GaveKal chief executive Louis-Vincent Gave said: ‘A quick glance through any French newspaper, or any French TV channel, shows that between 50– 75 per cent of ads are for services or products offered either by a state-owned company (EDF, SNCF, Gaz de France, La Poste…) or a company partially owned by the government (Air France, Renault…).

‘Given this open and overt dependency of the media on government revenues, can we really expect French journalists to be able to stir the pot aggressively?”

Gave said that many French state-owned companies are monopolies meaning customers can’t choose to switch supplier like in the UK. So that advertising spend could be seen as little more than state support for the French press.

He also pointed out that the two largest French media groups, publishing well-known titles such as Le Figaro, Paris Match, France-Soir and Journal du Dimanche, are owned by France’s two biggest defence companies.

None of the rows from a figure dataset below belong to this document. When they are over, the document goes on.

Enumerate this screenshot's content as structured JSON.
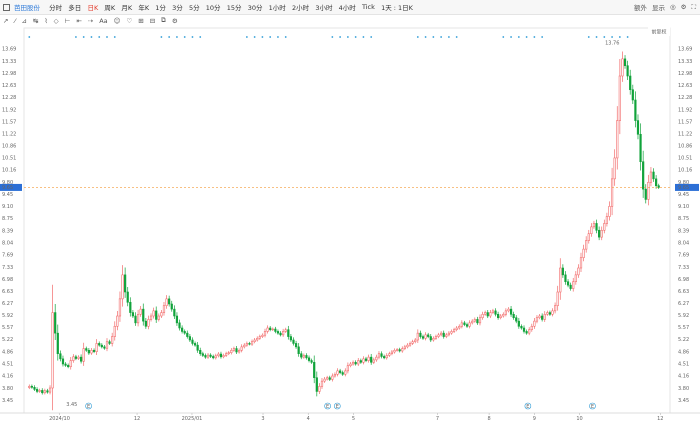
{
  "toolbar": {
    "stock_name": "芭田股份",
    "timeframes": [
      "分时",
      "多日",
      "日K",
      "周K",
      "月K",
      "年K",
      "1分",
      "3分",
      "5分",
      "10分",
      "15分",
      "30分",
      "1小时",
      "2小时",
      "3小时",
      "4小时",
      "Tick",
      "1天 : 1日K"
    ],
    "active_timeframe": "日K",
    "right_items": [
      "额外",
      "显示"
    ]
  },
  "drawbar": {
    "tools": [
      "↗",
      "⁄",
      "⊿",
      "↹",
      "⌇",
      "◇",
      "⊢",
      "⇤",
      "⇢",
      "Aa",
      "☺",
      "♡",
      "⊞",
      "⊟",
      "⧉",
      "⚙"
    ]
  },
  "colors": {
    "up": "#f26a6a",
    "down": "#11a33b",
    "marker": "#2c9bd6",
    "current": "#f39a3a"
  },
  "chart_data": {
    "type": "candlestick",
    "x_tick_labels": [
      "2024/10",
      "12",
      "2025/01",
      "3",
      "4",
      "5",
      "7",
      "8",
      "9",
      "10",
      "12"
    ],
    "y_ticks": [
      3.45,
      3.8,
      4.16,
      4.51,
      4.86,
      5.22,
      5.57,
      5.92,
      6.27,
      6.63,
      6.98,
      7.33,
      7.69,
      8.04,
      8.39,
      8.75,
      9.1,
      9.45,
      9.8,
      10.16,
      10.51,
      10.86,
      11.22,
      11.57,
      11.92,
      12.28,
      12.63,
      12.98,
      13.33,
      13.69
    ],
    "y_range": [
      3.1,
      13.95
    ],
    "current_price": "9.65",
    "high_label": "13.76",
    "low_label": "3.45",
    "top_right_button": "前复权",
    "event_marker_label": "E",
    "closes": [
      3.85,
      3.82,
      3.76,
      3.7,
      3.73,
      3.66,
      3.72,
      3.68,
      3.8,
      6.0,
      5.4,
      4.8,
      4.65,
      4.5,
      4.46,
      4.42,
      4.6,
      4.71,
      4.66,
      4.7,
      4.58,
      4.95,
      4.9,
      4.82,
      4.9,
      4.86,
      5.1,
      5.05,
      5.0,
      4.96,
      5.15,
      5.1,
      5.3,
      5.6,
      5.9,
      6.4,
      7.1,
      6.6,
      6.3,
      6.0,
      5.9,
      5.7,
      5.95,
      6.1,
      5.75,
      5.6,
      5.8,
      5.9,
      6.05,
      5.8,
      5.9,
      6.0,
      6.2,
      6.4,
      6.25,
      6.1,
      5.9,
      5.7,
      5.55,
      5.45,
      5.4,
      5.3,
      5.2,
      5.1,
      5.05,
      4.9,
      4.8,
      4.75,
      4.7,
      4.76,
      4.72,
      4.68,
      4.74,
      4.79,
      4.71,
      4.75,
      4.8,
      4.83,
      4.9,
      4.95,
      4.85,
      4.9,
      5.0,
      5.05,
      5.1,
      5.08,
      5.15,
      5.2,
      5.25,
      5.3,
      5.34,
      5.45,
      5.55,
      5.5,
      5.52,
      5.45,
      5.4,
      5.35,
      5.45,
      5.5,
      5.3,
      5.2,
      5.1,
      5.0,
      4.8,
      4.7,
      4.75,
      4.68,
      4.6,
      4.55,
      4.1,
      3.7,
      3.85,
      4.0,
      4.06,
      4.1,
      4.05,
      4.15,
      4.2,
      4.3,
      4.25,
      4.2,
      4.3,
      4.45,
      4.5,
      4.55,
      4.5,
      4.6,
      4.55,
      4.65,
      4.6,
      4.7,
      4.55,
      4.62,
      4.7,
      4.8,
      4.72,
      4.68,
      4.75,
      4.8,
      4.85,
      4.9,
      4.92,
      4.88,
      4.95,
      5.0,
      5.05,
      5.1,
      5.15,
      5.2,
      5.4,
      5.3,
      5.25,
      5.35,
      5.3,
      5.2,
      5.25,
      5.3,
      5.35,
      5.4,
      5.3,
      5.35,
      5.4,
      5.45,
      5.5,
      5.55,
      5.6,
      5.7,
      5.65,
      5.6,
      5.7,
      5.75,
      5.8,
      5.7,
      5.85,
      5.95,
      6.0,
      5.9,
      6.0,
      6.05,
      5.95,
      5.85,
      5.9,
      5.95,
      6.05,
      6.1,
      5.95,
      5.85,
      5.75,
      5.6,
      5.55,
      5.45,
      5.4,
      5.5,
      5.6,
      5.75,
      5.85,
      5.9,
      5.8,
      5.95,
      6.0,
      5.95,
      6.05,
      6.2,
      6.6,
      7.3,
      7.1,
      6.9,
      6.8,
      6.7,
      6.9,
      7.1,
      7.3,
      7.6,
      7.85,
      8.1,
      8.3,
      8.5,
      8.6,
      8.4,
      8.2,
      8.4,
      8.6,
      8.8,
      9.1,
      9.9,
      10.51,
      11.6,
      12.9,
      13.4,
      13.2,
      12.9,
      12.5,
      12.2,
      11.6,
      11.2,
      10.4,
      9.6,
      9.3,
      9.8,
      10.1,
      9.9,
      9.7,
      9.65
    ]
  }
}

Gave said: ‘There is an inherent conflict of interest. You can’t bite the hand that feeds you too aggressively.

‘French politicians get a lot of free passes that you wouldn’t get in most other countries. I think that is why French people don’t read the papers.’He points to the falling circulation of the big three: Le Monde, Le Figaro and Liberation. ‘There isn’t a single paper with a print run of over one million. There is something off in the French media.”

He added: ‘Every single French political scandal of note has been uncovered by either independent minded judges or by Le Canard Enchaine (the sole newspaper that does not run ads).”

Stephen Glover, writing in The Daily Mail last week, blamed the silence of the French media on their tough privacy laws.

‘They do things differently in France. Their stringent privacy laws have precluded the kind of forensic examination to which he would have been subjected had he [Dominque Strauss-Kahn] been a leading English or American politician.”

The Guardian’s, Angelique Chrisafis, quoted the editor of Liberation, Nicholas Demorand, as saying his paper would continue to respect politicians’ privacy. ‘It’s a democratic principle – hypocritical in some people’s eyes, but fundamental … Ditching this principle would lead to encouraging short-term buzz and trash over quality news.”

Lucy Smy is a senior lecturer in journalism and publishing at Kingston University.